Dunia telah kita lalui
Suka duka kita telah tercecap
Kenangan indah kita telah terlewati
Sebagai simbol keakraban dan persahabatan
Kini, aku harus melepaskannya
Aku harus meninggalkannya
Jarum infus yang membuat aku nyeri itu
Teman hidupku
Dulu kau harap aku mengasihi yang lain
Sekarang kuharap engkau mengasihi yang lain
Melupakanku selamanya
Itu lebih baik demi kebehagiaanmu

Selamat tingal,
Alex

Monik mendekap surat itu di dadanya. Air matanya kembali mengalir.Dan akhirnya dia jatuh pingsan,penyakitnya kambuh lagi.Darah segar kini keluar dari mulut dan hidungnya,rambutnya yang terurai rontok sehelai demi helai,nafasnya kembali sesak,dia memanggil bundanya sekuat tenaga.Bundanya kaget melihat sekujur tubuh Monik basah karena darah.Lalu orang tuanya membawanya ke RS. Surya Melati.Monik harus dioperasi, setelah itu dia koma bundanya terus dan terus menangis sampai matanya bengkak.

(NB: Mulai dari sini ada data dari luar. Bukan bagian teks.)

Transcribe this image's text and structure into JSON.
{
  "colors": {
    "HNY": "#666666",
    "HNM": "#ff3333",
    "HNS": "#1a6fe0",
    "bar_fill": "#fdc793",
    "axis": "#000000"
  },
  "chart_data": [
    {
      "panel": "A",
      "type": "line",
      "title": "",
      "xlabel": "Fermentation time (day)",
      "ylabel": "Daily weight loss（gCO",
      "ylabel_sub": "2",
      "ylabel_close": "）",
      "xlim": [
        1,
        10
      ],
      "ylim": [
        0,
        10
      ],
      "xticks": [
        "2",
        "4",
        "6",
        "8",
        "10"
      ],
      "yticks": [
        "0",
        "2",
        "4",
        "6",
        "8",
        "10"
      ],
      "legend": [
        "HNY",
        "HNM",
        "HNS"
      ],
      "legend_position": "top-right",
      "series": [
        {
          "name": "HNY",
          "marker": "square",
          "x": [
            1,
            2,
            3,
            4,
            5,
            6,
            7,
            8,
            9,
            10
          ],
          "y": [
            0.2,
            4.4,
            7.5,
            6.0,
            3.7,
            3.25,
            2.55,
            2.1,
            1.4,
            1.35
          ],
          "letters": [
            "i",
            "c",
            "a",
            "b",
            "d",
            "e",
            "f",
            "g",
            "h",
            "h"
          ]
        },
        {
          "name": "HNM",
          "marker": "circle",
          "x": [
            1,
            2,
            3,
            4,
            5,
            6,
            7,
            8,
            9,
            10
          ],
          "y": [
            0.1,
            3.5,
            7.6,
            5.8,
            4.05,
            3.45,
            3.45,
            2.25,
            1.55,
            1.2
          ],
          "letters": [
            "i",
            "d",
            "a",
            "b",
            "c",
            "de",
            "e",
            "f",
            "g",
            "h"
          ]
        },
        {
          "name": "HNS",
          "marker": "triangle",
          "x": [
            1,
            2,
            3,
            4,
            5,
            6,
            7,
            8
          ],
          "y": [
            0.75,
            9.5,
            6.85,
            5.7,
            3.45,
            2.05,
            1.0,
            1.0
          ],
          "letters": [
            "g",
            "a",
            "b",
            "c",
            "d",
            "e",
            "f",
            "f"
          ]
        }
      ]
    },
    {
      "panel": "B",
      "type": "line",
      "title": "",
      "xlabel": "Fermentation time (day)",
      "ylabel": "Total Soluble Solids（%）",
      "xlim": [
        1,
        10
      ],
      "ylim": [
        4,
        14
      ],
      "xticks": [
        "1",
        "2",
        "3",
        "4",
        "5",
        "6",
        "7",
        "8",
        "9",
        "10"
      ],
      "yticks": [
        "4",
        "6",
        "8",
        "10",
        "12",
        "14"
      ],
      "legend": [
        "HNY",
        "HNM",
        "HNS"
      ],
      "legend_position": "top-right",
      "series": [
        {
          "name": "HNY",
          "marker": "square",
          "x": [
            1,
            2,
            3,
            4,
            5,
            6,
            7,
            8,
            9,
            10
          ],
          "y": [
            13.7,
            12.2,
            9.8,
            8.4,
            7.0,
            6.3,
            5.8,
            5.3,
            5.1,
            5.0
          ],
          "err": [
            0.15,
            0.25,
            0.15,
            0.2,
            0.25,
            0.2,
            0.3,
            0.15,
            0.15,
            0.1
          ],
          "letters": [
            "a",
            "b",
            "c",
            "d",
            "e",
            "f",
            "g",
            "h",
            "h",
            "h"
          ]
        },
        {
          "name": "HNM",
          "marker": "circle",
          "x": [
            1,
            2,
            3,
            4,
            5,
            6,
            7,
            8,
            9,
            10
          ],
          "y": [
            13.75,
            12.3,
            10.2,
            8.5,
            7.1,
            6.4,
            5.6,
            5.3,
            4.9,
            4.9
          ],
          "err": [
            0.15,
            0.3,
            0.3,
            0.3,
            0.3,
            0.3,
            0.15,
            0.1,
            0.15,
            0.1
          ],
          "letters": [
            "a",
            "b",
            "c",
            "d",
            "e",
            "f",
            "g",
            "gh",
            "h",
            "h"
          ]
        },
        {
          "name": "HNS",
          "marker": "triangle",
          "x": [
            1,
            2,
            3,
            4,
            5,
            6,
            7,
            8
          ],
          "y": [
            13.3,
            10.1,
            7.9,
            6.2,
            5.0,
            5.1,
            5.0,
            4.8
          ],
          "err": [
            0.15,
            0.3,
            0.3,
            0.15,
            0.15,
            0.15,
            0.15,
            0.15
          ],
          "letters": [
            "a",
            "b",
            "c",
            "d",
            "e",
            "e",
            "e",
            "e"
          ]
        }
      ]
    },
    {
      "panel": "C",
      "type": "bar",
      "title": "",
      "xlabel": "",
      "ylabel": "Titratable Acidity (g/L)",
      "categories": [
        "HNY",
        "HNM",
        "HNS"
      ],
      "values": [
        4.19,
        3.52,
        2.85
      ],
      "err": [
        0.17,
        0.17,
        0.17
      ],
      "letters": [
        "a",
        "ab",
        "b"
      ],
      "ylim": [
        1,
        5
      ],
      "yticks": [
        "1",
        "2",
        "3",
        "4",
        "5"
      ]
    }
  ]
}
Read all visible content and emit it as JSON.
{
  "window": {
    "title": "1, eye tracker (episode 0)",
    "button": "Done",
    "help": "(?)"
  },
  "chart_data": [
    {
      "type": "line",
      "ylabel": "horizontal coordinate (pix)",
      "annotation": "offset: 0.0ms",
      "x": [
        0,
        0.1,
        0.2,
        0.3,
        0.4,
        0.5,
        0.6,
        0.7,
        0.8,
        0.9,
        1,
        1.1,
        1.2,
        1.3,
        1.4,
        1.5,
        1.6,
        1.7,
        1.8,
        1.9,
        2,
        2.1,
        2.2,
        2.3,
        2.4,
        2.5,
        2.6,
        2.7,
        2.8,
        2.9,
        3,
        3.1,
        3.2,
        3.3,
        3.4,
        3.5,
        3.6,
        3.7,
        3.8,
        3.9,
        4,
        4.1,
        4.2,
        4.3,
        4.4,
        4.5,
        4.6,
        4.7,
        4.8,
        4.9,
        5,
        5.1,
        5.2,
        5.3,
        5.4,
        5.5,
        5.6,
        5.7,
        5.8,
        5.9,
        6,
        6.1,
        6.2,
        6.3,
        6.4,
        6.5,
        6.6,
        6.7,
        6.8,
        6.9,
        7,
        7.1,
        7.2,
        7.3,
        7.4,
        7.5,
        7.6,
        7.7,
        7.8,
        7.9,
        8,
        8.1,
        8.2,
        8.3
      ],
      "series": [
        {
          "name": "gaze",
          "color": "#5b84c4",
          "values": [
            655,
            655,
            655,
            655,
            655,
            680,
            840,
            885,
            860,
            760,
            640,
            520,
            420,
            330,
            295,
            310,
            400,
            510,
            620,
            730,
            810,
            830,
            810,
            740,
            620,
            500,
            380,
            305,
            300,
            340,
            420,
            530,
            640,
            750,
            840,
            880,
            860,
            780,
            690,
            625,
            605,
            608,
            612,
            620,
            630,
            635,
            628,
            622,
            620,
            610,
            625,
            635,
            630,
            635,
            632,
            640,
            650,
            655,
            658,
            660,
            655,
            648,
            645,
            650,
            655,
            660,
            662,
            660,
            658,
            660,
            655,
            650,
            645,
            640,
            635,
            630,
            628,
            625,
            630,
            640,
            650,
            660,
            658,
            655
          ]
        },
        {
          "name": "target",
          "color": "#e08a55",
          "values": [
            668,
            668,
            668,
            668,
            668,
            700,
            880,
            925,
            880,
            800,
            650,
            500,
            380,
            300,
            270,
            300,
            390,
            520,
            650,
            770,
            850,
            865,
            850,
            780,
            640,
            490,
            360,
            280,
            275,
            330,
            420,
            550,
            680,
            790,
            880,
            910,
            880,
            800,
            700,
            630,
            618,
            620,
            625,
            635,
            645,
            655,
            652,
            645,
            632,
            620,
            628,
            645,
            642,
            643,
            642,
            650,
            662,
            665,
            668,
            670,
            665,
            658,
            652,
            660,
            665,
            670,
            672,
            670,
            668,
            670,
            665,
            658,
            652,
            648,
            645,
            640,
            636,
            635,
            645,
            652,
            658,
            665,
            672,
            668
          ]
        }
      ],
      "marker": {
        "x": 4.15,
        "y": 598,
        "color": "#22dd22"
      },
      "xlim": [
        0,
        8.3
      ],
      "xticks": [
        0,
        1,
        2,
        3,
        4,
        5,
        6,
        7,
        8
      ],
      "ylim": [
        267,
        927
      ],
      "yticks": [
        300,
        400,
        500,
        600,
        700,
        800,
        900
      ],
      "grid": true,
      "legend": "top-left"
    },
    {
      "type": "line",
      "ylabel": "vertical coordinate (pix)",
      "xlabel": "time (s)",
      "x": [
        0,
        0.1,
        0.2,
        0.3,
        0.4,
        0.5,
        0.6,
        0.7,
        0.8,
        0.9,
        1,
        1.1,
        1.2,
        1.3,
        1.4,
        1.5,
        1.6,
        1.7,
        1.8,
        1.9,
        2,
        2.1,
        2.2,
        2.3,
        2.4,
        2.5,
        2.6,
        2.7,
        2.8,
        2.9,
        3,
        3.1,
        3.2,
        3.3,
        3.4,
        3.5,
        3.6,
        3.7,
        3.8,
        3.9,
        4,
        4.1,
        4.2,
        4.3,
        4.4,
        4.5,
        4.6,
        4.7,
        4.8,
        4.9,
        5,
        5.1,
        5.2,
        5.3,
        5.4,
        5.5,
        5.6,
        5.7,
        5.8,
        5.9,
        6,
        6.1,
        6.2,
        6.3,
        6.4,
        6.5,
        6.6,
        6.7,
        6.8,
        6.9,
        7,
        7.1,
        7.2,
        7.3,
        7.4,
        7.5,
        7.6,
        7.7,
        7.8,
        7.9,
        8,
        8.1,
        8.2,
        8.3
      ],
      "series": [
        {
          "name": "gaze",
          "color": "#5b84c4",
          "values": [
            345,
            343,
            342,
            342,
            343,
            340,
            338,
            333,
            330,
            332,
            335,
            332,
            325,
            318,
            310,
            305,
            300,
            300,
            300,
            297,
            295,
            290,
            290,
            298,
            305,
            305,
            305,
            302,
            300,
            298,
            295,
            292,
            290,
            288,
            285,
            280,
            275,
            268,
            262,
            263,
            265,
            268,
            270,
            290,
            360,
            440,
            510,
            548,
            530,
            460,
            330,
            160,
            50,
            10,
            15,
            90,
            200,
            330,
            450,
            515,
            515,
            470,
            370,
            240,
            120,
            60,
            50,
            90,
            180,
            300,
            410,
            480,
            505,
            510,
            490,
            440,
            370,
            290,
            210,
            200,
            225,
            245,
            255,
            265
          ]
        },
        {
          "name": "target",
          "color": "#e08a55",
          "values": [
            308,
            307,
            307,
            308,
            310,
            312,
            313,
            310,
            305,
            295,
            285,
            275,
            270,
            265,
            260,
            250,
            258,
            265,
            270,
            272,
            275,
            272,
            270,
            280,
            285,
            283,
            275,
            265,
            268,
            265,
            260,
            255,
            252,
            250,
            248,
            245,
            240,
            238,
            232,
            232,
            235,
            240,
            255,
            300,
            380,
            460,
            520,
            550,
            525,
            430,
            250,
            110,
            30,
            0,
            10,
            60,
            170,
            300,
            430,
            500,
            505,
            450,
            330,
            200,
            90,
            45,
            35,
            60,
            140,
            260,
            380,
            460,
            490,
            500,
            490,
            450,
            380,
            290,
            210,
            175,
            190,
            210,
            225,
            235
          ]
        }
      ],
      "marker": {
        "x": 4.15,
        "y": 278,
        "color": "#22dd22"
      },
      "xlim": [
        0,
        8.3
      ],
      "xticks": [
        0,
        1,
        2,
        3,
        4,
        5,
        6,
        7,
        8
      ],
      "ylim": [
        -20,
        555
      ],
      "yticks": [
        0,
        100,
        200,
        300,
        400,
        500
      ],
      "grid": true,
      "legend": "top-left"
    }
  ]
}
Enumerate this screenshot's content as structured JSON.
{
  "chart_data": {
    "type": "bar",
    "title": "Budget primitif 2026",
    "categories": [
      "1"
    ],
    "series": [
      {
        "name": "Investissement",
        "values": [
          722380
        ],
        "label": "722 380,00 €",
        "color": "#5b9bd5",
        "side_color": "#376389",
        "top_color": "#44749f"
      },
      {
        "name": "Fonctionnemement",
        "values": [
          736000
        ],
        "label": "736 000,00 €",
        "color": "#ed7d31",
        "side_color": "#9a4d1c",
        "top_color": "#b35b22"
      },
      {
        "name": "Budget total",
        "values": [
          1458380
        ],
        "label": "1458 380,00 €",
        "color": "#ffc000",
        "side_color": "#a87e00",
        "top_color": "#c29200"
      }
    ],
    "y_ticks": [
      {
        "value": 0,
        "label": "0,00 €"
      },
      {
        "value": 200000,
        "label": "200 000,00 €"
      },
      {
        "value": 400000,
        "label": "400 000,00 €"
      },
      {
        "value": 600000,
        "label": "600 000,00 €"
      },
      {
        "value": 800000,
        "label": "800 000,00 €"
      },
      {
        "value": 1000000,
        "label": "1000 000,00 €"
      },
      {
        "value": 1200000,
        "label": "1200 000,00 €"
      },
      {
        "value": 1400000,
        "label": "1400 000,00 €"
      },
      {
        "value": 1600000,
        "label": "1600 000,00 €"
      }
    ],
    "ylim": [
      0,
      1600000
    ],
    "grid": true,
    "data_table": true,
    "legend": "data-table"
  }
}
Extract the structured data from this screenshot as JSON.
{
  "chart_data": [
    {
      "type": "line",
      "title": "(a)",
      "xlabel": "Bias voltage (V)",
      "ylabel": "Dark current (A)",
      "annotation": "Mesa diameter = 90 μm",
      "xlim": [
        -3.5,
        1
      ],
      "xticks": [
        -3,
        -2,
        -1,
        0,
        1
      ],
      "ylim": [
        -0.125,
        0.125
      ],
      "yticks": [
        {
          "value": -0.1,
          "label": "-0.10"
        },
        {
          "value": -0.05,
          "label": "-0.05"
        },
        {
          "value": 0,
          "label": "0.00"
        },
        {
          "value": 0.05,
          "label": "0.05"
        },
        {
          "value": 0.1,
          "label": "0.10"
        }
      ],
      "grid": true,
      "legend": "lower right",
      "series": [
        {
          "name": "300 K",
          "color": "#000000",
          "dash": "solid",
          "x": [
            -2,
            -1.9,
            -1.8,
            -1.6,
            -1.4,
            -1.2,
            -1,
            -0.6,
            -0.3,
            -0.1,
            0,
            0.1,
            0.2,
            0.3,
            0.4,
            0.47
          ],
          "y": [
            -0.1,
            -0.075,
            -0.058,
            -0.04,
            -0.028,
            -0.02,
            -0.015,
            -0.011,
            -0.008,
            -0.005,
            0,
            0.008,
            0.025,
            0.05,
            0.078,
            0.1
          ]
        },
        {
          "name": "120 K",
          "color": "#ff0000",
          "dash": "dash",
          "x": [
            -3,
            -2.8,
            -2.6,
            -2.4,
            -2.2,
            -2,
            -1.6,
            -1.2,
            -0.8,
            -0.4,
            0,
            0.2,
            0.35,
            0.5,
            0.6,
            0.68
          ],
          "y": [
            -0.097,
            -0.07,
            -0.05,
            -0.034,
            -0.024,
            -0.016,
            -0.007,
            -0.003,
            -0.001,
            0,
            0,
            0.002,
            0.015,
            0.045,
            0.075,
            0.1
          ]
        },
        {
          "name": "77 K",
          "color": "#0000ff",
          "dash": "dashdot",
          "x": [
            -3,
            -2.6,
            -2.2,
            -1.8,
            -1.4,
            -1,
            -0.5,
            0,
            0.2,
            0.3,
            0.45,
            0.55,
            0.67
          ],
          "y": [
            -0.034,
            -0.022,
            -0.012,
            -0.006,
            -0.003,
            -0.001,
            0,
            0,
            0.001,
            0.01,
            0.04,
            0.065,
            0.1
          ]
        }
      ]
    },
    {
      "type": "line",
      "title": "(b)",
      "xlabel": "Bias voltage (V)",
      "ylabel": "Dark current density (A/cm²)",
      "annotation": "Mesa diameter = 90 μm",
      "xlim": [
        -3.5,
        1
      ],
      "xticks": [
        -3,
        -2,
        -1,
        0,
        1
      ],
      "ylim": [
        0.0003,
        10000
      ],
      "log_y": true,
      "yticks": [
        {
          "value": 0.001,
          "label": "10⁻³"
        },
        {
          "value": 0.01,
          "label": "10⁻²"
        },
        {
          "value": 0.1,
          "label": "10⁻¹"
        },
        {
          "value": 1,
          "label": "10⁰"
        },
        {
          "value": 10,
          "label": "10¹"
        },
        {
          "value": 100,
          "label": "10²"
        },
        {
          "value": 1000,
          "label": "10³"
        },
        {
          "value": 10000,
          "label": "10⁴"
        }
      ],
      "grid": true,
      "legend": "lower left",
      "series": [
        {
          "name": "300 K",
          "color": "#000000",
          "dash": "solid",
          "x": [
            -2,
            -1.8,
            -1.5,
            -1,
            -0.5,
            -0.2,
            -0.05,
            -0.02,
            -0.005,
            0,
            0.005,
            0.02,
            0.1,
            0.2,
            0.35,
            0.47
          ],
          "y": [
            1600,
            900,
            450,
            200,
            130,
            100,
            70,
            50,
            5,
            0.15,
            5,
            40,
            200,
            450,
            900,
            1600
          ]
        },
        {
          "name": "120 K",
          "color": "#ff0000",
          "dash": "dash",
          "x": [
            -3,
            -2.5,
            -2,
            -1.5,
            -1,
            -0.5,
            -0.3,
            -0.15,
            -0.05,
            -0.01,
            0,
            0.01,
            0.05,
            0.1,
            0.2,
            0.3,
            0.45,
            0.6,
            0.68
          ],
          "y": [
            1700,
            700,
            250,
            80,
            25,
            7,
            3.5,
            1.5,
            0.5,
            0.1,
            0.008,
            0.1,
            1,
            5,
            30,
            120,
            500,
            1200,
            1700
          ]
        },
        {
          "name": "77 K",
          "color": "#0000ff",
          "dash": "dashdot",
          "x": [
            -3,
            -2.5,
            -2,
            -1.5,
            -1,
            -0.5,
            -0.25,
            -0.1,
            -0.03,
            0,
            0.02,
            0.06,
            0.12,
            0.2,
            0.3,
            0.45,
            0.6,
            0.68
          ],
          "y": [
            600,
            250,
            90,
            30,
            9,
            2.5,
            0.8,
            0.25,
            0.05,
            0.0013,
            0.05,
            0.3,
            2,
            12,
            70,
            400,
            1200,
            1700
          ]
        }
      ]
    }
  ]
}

“Sayang jangan tinggalkan bunda. Bunda masih butuh kamu nak! Bangun nak!bangun!” Bundanya terus menggoyang goyangkan tubuhnya yang tak berdaya itu.Yandanya terus menenangkan istrinya.
. “Sabar bu, biarkan Monik pergi bu.Tuhan kita sudah menakdirkan dia pergi,relakan bu...”
“Tapi...Monik anak satu satunya yang dapat membuat kita senang. Apa yanda rela juga bila Monik pergi ?”
“Aku rela bu,kalau memang itu takdirnya”
Tak lama kemudian Monik membuka matanya.
“Monik kau sadar ,sayang?”
“Bun, yan,aku...”
“Katakan Nak apa maumu?”
“Aku mau pamit.Selamat ting..ting...gal bun, yan”
Nafas Monik berhanti. Dan akhirnya dia menyusul kakaknya di alam fana,untuk selamanya.